In vitro biliary clearance of angiotensin II receptor blockers and 3-hydroxy-3-methylglutaryl-coenzyme A reductase inhibitors in sandwich-cultured rat hepatocytes: comparison with in vivo biliary clearance

Abstract

Previous reports have indicated that in vitro biliary clearance (Cl(biliary)) determined in sandwich-cultured hepatocytes correlates well with in vivo Cl(biliary) for limited sets of compounds. This study was designed to estimate the in vitro Cl(biliary) in sandwich-cultured rat hepatocytes (SCRHs) of angiotensin II receptor blockers and HMG-CoA reductase inhibitors that undergo limited metabolism, to compare the estimated Cl(biliary) values with published in vivo Cl(biliary) data in rats, and to characterize the mechanism(s) of basolateral uptake and canalicular excretion of these drugs in rats.

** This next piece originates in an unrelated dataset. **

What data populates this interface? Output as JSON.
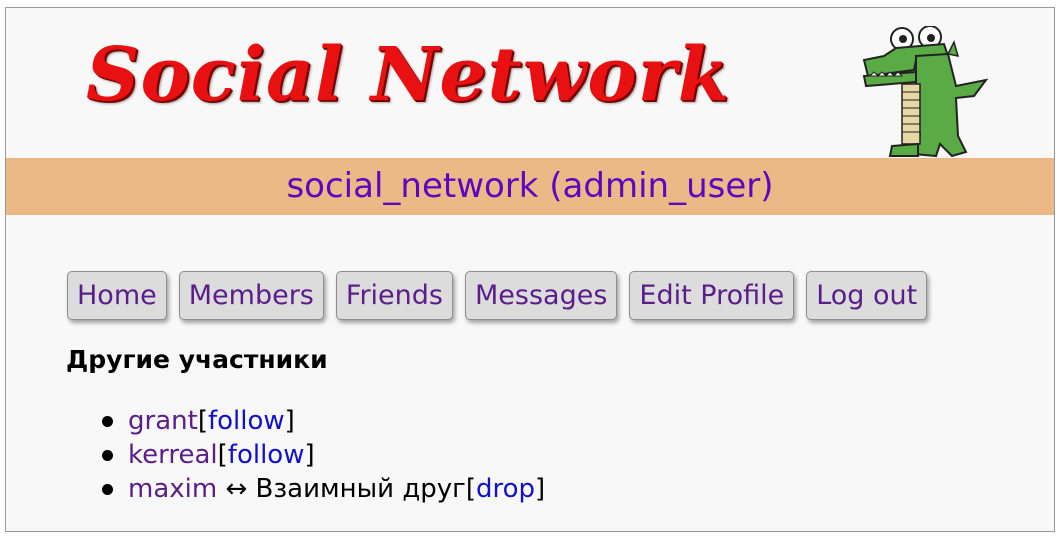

The average biliary excretion index (BEI) and in vitro Cl(biliary) values of olmesartan, valsartan, pravastatin, rosuvastatin, and pitavastatin were 15, 19, 43, 45, and 20%, respectively, and 1.7, 3.2, 4.4, 46.1, and 34.6 ml/min/kg, respectively. Cl(biliary) predicted from SCRHs, accounting for plasma unbound fraction, correlated with reported in vivo Cl(biliary) for these drugs. The rank order of Cl(biliary) values predicted from SCRHs was consistent with in vivo Cl(biliary) values. Bromosulfophthalein inhibited the uptake of all drugs. BEI and Cl(biliary) values of olmesartan, valsartan, pravastatin, and rosuvastatin, known multidrug resistance-associated protein (Mrp) 2 substrates, were reduced in SCRHs from Mrp2-deficient (TR(-)) compared with wild-type (WT) rats. Although Mrp2 plays a minor role in pitavastatin biliary excretion, pitavastatin BEI and Cl(biliary) were reduced in TR(-) compared with WT SCRHs; Bcrp expression in SCRHs from TR(-) rats was decreased. In conclusion, in vitro Cl(biliary) determined in SCRHs can be used to estimate and compare in vivo Cl(biliary) of compounds in rats and to characterize transport proteins responsible for their hepatic uptake and excretion.

Figure 1

Chemical structures of ARBs (olmesartan, valsartan) and statins (pravastatin, rosuvastatin, pitavastatin), and information regarding biliary excretion in rats. ^aEisai hyperbilirubinemic rats, ^bwild-type, ^cNakagomi-Hagihara et al., 2006, ^dYamashiro et al., 2006, ^eYamazaki et al., 1997, ^fKitamura et al., 2005, ^gHirano et al., 2005.

Figure 2

Substrate concentration dependency of accumulation (cells + bile) for olmesartan (●), valsartan (■), pravastatin (▲), rosuvastatin (◆) and pitavastatin (×) in sandwich-cultured rat hepatocytes. Incubation time: 10 min. Data represent mean ± SD of three replicates from one liver. Inset: plot expanded scale of Y-axis

Figure 3

Accumulation [cells + bile (solid bars) and cells (white bars)] and biliary excretion index of olmesartan (A), valsartan (B), pravastatin (C), rosuvastatin (D) and pitavastatin (E) in sandwich-cultured rat hepatocytes. Dosing concentration: 5 μM. Data represent mean + SEM (n = 3 livers)

Figure 4

In vitro - in vivo correlation of Cl_biliary of ARBs and statins in rats. Cl_biliary predicted from in vitro data (mean ± SEM, n = 3 livers) was calculated from data generated in sandwich-cultured rat hepatocytes based on Equation (4) (A) or based on Equation (3) (B). When not visible, error bars are within the size of the symbol.

Figure 5

Effect of BSP on accumulation (cell + bile) of ARBs and statins in day 4 sandwich-cultured rat hepatocytes. Open, solid and hatched bars represent 10-min incubation with vehicle control, 30 μM BSP, or 100 μM BSP, respectively. Dosing concentration: 5 μM. Data represent mean + SEM (n = 3 livers).

Figure 6

Comparison of Mrp2 and Bcrp expression in WT and TR⁻ rat hepatocytes. Cell lysates from day 0 freshly isolated hepatocytes and day 4 sandwich-cultured rat hepatocytes were blotted for Mrp2 and Bcrp. Representative results of 2 experiments are shown (30 μg protein/well). After striping, the same blot was probed with β-actin antibody to serve as a loading control.